Agnesi non parla più
La Colussi Group, che possiede il marchio Agnes, ha in Italia 7 stabilimenti produttivi, che nel 2013 hanno confezionato circa 363 mila tonnellate di pasta. Lo stabilimento ligure di Imperia ne produce 77 mila tonnellate, mentre quello vicino di Fossano nel cuneese tra pasta e fette biscottate arriva a 45 mila tonnellate l’anno.
Il pastificio di Imperia in funzione dal 1824, ultimamente, dopo un periodo di difficoltà, seguito alla chiusura del mulino, negli scorsi mesi, ha infatti annunciato la chiusura dello storico stabilimento entro dicembre di quest’anno. Si è paventata l’idea che Il marchio Agnesi possa rimanere in vita, producendo altri alimenti, ma occorre realizzare un nuovo stabilimento, più all’avanguardia e meno costoso.
La notizia della chiusura, che i vertici del gruppo Colussi avevano annunciato ai sindacati alla fine di aprile, è stata ufficializzata durante una riunione sindacale presso la Compagnia Portuale di Imperia. Così la nota ufficiale diffusa dall’Azienda: «A oggi è prevista la chiusura dello stabilimento di Imperia per la fine del 2014, ma stiamo comunque lavorando per trovare delle soluzioni e delle partnership industriali che potrebbero cambiare il corso delle cose in positivo e coprire le attività almeno per parte del 2015».
Ai 110 lavoratori, l’azienda ha promesso di «trovare delle possibilità occupazionali diverse dalla cassa integrazione, a partire dalla auspicata ricollocazione di parte di loro nello stabilimento di Fossano e in diverse iniziative produttive che potrebbero essere avviate nel territorio imperiese». Incertezza per il futuro dei dipendenti, poiché voci attendibili, danno in chiusura anche il vicino stabilimento di Fossano, sostanzialmente nuovo e per la maggior parte appena ricostruito e ampliato.
Nonostante queste premesse i sindacati restano scettici sul futuro. «Purtroppo è avvenuto, quanto temevamo – ha sottolineato Gianni Trebini della Flai-Cgil -. L’ipotesi di mantenere il marchio non producendo più pasta e ricollocando una parte di lavoratori è poco credibile».
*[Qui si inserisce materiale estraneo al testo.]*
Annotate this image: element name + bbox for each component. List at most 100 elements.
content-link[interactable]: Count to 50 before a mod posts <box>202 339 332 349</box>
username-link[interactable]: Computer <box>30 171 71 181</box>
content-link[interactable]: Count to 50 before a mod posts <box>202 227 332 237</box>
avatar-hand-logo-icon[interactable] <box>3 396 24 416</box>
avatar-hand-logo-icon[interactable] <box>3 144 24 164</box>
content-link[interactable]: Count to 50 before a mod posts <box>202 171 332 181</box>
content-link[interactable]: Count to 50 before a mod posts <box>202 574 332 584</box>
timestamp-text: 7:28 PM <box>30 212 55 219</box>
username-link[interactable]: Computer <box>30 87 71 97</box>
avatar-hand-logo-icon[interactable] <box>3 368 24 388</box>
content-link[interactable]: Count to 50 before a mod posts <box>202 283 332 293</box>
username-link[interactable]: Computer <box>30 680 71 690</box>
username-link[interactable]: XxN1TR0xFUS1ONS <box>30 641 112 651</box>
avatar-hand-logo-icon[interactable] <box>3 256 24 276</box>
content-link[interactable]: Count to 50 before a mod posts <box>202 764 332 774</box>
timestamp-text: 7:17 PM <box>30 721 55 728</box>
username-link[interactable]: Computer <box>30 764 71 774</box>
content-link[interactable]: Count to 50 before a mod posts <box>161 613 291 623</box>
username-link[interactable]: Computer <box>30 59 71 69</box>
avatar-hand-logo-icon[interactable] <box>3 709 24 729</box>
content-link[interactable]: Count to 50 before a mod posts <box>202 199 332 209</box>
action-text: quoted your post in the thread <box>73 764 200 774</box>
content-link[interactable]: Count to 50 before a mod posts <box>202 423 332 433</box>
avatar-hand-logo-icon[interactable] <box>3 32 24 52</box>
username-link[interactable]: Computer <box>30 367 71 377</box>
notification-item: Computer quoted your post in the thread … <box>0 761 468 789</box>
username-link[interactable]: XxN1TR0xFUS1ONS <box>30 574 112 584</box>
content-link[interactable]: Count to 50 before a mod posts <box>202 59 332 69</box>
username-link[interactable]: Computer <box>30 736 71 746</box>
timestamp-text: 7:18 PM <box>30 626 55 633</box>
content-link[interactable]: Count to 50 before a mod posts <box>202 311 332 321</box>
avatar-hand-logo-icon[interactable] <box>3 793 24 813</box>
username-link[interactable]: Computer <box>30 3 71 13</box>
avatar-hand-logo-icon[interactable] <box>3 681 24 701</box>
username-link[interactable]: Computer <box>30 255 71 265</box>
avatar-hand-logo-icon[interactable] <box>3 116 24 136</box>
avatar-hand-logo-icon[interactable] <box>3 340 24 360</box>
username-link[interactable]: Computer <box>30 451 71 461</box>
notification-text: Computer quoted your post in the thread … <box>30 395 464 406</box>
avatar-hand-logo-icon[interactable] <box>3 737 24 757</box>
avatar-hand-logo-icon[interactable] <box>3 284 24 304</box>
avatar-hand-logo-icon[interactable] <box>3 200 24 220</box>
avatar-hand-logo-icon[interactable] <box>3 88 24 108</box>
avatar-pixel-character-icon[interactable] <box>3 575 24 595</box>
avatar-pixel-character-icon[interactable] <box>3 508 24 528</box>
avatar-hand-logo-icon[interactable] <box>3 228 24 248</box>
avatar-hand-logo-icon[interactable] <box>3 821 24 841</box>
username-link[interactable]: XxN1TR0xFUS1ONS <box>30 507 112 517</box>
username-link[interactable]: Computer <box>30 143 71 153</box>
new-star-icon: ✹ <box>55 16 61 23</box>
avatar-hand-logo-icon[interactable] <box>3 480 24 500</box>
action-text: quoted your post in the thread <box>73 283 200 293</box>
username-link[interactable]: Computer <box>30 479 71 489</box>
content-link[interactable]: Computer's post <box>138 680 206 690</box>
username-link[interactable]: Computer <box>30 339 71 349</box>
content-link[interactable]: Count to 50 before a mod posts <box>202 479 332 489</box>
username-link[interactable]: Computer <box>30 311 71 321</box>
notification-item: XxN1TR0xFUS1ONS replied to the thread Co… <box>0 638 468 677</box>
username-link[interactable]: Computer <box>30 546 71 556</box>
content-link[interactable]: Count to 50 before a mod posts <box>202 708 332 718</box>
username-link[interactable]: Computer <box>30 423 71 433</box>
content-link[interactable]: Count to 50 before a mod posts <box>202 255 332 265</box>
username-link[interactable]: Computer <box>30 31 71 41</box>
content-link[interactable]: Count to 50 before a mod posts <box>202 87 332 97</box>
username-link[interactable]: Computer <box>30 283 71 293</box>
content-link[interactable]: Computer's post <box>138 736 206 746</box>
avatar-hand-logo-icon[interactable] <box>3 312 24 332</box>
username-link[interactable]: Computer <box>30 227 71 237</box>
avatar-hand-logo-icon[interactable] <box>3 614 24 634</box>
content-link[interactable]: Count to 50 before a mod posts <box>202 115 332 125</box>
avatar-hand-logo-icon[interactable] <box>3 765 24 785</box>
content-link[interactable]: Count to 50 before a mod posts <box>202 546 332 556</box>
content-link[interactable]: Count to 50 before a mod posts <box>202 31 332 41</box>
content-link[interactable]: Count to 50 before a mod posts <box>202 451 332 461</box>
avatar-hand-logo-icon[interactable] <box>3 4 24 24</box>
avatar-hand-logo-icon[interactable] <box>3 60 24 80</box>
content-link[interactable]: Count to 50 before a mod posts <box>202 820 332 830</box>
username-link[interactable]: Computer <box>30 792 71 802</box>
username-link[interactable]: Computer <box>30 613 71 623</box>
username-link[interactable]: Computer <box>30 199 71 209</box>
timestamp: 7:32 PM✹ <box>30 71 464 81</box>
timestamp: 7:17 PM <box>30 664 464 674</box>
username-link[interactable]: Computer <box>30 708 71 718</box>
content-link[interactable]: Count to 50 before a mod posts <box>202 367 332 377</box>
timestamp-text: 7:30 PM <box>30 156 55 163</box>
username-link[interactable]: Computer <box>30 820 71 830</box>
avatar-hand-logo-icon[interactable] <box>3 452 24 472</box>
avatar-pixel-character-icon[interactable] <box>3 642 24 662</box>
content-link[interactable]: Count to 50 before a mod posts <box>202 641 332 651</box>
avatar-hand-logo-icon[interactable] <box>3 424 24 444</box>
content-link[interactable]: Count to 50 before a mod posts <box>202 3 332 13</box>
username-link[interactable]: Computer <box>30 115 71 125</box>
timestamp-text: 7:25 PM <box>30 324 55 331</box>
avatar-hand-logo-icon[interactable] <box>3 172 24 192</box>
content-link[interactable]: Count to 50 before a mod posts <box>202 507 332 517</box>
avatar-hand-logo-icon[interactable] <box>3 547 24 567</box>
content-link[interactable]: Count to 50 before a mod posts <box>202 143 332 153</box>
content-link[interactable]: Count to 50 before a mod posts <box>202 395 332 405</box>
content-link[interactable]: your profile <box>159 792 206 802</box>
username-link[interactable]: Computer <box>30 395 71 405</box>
Un tentativo importante era stato fatto nel maggio scorso anche dal sindaco di Imperia, Capacci con una proposta lanciata a tutti gli imprenditori imperiesi a creare una cordata, per una partnership con il gruppo Colussi, affinché il marchio Agnesi possa restare a Imperia. Ora però sono iniziati i lavori si smantellamento dei macchinari dello storico mulino. E qualcuno ha fatto notare il cambio del famoso slogan pubblicitario da “Silenzio parla Agnesi” in “Silenzio si smantella Agnesi”.
Alcuni macchinari del mulino sono già partiti, come due elevatori e dei filtri. Anche le selezionatrici, sono già state smontate ed imballate e verranno portate via presto. Macchine queste comprate poco meno di tre anni fa. Altri macchinari che si trovavano all'interno del mulino, invece – affermano alcuni dipendenti –, furono acquistati all'epoca per circa 200 mila euro; rivenduti oggi, frutterebbero almeno la metà.
Intanto continuano le trattative tra i dipendenti Agnesi, e il patron Angelo Colussi che aveva chiesto ed ottenuto una tregua degli scioperi. Il dubbio dei lavoratori è che questi pezzi vengano spediti o ad una nota ditta di Brescia sempre di proprietà della Colussi, oppure venduti separatamente come pezzi di ricambio. I lavoratori hanno interrotto l’ultimo consiglio comunale per chiedere che si discutesse della crisi dell'azienda.
Una interrogazione alla Camera è stata presentata da due deputati di Sel, dove si chiede ai ministri dello sviluppo economico e del lavoro di sollecitare da parte dell'azienda la presentazione dei contenuti del piano industriale, dal momento che nessun bilancio evidenzia una crisi così profonda da giustificare la chiusura dello stabilimento alla fine del 2014.
“La Liguria e l’imperiese stanno vivendo un periodo di profonda crisi dichiarata. Dati della Cgil evidenziano come non solo non si veda alcuna ripresa per il ponente ligure, ma come sia la provincia di Imperia a vivere la situazione più critica. La chiusura di Agnesi sarebbe un ulteriore dramma per il territorio. Non vorremmo che l’area di 6 mila metri quadrati adiacenti al porto turistico, oggi occupati dall’azienda, alimentassero appetiti per speculazioni edilizie non nuove in questo territorio".